Invoices can be a powerful tool for businesses selling recurring services, products or those that charge large sums. There’s a few different types of invoices your business can utilise but this quick guide will specifically cover a category called proforma invoices.
We’ll break down:
- What is a proforma invoice?
- The difference between a proforma invoice and regular invoice in the UK
- What is the purpose of a proforma invoice?
- What information is required on a proforma invoice?
What is a proforma invoice?
A proforma invoice is a type of invoice that’s used as a provisional bill of sale, to be sent to a customer before the goods or services have been delivered.
How does a proforma invoice differ from a regular invoice?
This timing is the main difference between a proforma invoice and a regular invoice. A regular invoice, otherwise just known as an invoice, would be sent after the goods or service has been delivered. Another key difference is that a proforma invoice isn’t a legal document and has no fiscal value, with no means of payment included. It’s basically a terms of sale that can be amended because the prospective sale hasn’t yet completed.
You may wonder how a proforma invoice differs from a quotation, something else that can be sent before the sale is completed. The main distinction is that a quotation doesn’t come with any kind of obligation and is much less formal than a proforma invoice, so it’s best used earlier on in the process.
A proforma invoice is considered to be more binding even if it is not a legal invoice, and it’s usually issued after the customer has committed to making the purchase, even if the final details haven’t been confirmed yet.
What is the purpose of a proforma invoice?
So, when would you use a proforma invoice, rather than a quotation or an invoice? They could be used as a show of good faith and a step beyond a mere quotation when it comes to estimating the final cost, while still leaving room for change.
They can also be useful in jobs where the project scope might increase because it is possible to adapt them rather than replace a formal invoice, which could create unnecessary additional admin work.
Having a proforma invoice in place until the details are finalised and the sale is completed is the first step and then you can create and send a regular, legally binding invoice to request the payment. This can help streamline the quote-to-cash process as well as saving on time and costs.
What information is required on a proforma invoice?
Now we’ve covered what proforma invoices are and how they differ from regular invoices, let’s look at what information is required on a proforma invoice. The simple answer is that there is no specific guidance for what must be contained, but generally, it’s easier for you if they are similar to your actual invoices.
One difference between them is that proforma invoices don’t include invoice numbers, something that is essential on legal invoices, and this is because you wouldn’t be including these in your accounts. Instead, you need to make sure you label them as ‘proforma’ so there is no confusion at either end.
So what is required on a proforma invoice? Usually the following would be included:
- The title ‘proforma invoice’
- Buyer’s name, company name, billing address and shipping address
- Your details
- The payment terms
- The date the proforma invoice was created and when it expires
- A description of the goods or service
- The quantity of goods or services
- Any applicable discounts
- VAT and other taxes
- The total amount
- Your payment information (even though you are not requesting money at this stage)

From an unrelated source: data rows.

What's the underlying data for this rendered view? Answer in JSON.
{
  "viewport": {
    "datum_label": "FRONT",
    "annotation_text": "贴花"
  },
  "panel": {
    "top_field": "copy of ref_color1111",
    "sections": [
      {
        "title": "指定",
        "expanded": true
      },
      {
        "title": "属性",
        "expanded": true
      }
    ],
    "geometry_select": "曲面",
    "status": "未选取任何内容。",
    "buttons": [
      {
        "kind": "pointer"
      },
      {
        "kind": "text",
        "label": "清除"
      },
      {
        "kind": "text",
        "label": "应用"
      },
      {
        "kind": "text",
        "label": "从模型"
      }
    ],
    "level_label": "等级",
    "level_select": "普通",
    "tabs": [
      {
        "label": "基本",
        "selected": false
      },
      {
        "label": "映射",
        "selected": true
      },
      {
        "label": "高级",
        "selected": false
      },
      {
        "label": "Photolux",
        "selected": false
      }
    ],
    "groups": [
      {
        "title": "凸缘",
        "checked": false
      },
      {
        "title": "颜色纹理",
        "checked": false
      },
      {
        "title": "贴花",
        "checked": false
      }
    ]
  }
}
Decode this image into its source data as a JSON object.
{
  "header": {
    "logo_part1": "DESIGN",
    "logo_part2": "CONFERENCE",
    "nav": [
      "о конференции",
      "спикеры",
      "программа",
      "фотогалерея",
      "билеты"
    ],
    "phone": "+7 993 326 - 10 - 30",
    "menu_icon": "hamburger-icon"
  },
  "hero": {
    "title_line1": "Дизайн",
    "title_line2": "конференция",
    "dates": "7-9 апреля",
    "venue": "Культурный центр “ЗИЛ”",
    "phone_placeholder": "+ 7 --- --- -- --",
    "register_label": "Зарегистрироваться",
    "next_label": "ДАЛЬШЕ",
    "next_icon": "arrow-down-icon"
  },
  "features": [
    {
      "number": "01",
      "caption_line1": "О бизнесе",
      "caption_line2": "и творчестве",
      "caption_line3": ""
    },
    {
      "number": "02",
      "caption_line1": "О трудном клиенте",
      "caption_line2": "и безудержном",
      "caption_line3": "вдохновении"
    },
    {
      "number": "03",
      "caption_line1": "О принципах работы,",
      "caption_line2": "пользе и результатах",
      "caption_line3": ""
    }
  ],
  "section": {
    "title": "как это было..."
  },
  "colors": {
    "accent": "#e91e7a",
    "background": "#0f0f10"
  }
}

A proforma invoice is generated by the buyer or the seller before the goods or services have been supplied and there are several ways to create them. Cloud accounting software will have templates available, though the methods of creating them can vary from platform to platform. You can also download templates that you can amend, or you can base them on your existing invoice templates with the necessary tweaks.
Whether or not you use proforma invoices will depend on the kind of business you run, the products you buy and sell or the services you offer. They’re not always necessary, as some more straightforward sales types can go straight to the regular kind of invoice, but they have their own unique purpose in transactions that have more chance of complications and revisions.